A federal judge in San Francisco is scheduled to rule today on whether Proposition 8, California's voter-approved ban on same-sex marriage, violates the U.S. Constitution.
The case before U.S. District Judge Vaughn Walker has been the nation's first federal trial on a U.S. constitutional challenge to a state law prohibiting gay marriage.
A previous five-year battle over same-sex marriage in California centered on the state rather than federal constitution.
The federal trial pits two same-sex couples who want to marry against the sponsors of Proposition 8 and their campaign committee, ProtectMarriage.com.
The measure was enacted as a state constitutional amendment by California voters in 2008 and provides that "only marriage between a man and a woman is valid or recognized in California."
Walker heard evidence in the nonjury trial in January, presided over closing arguments in June and, according to a court spokeswoman, will file a decision between 1 p.m. and 3 p.m. today.
Both sides have said Walker's court is only the first stop and that they will appeal if they lose, first to a federal appeals court in San Francisco and then likely to the U.S. Supreme Court.

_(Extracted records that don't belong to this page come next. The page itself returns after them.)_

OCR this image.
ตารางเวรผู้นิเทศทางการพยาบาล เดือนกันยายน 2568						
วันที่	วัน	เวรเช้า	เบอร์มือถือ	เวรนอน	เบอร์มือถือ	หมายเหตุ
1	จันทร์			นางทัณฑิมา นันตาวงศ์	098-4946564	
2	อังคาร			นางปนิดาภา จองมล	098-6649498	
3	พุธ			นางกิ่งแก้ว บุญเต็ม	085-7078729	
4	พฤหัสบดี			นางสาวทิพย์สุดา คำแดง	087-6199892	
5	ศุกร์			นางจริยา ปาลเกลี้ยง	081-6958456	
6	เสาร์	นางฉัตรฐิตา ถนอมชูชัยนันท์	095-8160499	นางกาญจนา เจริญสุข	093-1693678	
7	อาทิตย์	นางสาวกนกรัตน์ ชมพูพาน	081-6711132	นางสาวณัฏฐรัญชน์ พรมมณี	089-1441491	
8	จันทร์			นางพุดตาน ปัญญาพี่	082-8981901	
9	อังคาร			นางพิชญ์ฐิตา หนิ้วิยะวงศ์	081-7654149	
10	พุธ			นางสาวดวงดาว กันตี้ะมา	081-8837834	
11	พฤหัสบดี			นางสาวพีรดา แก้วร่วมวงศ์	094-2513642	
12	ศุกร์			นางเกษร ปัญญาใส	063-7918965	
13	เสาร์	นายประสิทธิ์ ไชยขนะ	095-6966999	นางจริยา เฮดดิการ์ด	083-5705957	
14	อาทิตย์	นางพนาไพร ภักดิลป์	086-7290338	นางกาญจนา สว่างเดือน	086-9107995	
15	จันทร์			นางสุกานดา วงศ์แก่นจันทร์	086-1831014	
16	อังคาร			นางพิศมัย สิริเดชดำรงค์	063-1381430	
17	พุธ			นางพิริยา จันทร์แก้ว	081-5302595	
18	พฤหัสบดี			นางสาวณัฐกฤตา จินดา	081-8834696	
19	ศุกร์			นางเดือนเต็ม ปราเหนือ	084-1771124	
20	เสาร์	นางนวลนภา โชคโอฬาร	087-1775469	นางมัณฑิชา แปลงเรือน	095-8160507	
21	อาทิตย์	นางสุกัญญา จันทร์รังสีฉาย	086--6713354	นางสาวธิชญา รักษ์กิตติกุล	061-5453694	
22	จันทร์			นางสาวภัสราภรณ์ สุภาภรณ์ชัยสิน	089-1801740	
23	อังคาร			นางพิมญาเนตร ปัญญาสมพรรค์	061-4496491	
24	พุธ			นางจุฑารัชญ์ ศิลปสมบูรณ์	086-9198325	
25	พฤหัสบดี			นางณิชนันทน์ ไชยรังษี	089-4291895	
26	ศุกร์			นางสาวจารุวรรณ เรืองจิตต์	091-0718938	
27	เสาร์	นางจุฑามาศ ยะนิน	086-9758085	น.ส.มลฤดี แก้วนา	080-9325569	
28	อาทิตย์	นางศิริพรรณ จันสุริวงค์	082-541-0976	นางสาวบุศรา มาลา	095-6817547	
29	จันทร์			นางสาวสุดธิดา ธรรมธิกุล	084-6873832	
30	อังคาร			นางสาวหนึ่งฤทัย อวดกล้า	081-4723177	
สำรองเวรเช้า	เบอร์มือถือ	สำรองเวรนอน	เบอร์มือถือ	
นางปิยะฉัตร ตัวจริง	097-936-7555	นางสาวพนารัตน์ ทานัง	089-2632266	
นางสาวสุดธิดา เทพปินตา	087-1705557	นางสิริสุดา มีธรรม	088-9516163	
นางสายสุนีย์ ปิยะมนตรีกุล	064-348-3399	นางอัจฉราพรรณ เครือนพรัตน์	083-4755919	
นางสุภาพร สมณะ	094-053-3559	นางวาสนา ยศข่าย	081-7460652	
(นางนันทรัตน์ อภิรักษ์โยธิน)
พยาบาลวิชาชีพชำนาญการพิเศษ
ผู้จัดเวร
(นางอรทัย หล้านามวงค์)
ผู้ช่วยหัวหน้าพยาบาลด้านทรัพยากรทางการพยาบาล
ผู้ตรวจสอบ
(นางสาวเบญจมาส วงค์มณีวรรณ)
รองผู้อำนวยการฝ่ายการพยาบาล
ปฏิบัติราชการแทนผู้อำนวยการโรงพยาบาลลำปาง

In fact Proposition 8's sponsors filed a motion late Tuesday asking him to stay his ruling if he decides to strike down the ban while they appeal to the 9th U.S. Circuit Court of Appeals.
Proposition 8 attorney Charles Cooper argued in the filing that the sponsors are likely to win on appeal and that allowing same-sex marriage in the interim would cause confusion and uncertainty.
Cooper wrote, "Another purported window of same-sex marriage in California would cause irreparable harm."
The last window of same-sex marriage in the state occurred between June 2008, when a California Supreme Court ruling allowing gay weddings under the state Constitution went into effect, and Nov. 4, 2008, when voters approved Proposition 8.
About 18,000 same-sex couples married during that time, and the state high court left those marriages in place at the same time that it upheld voters' right to enact Proposition 8 in a decision in May 2009.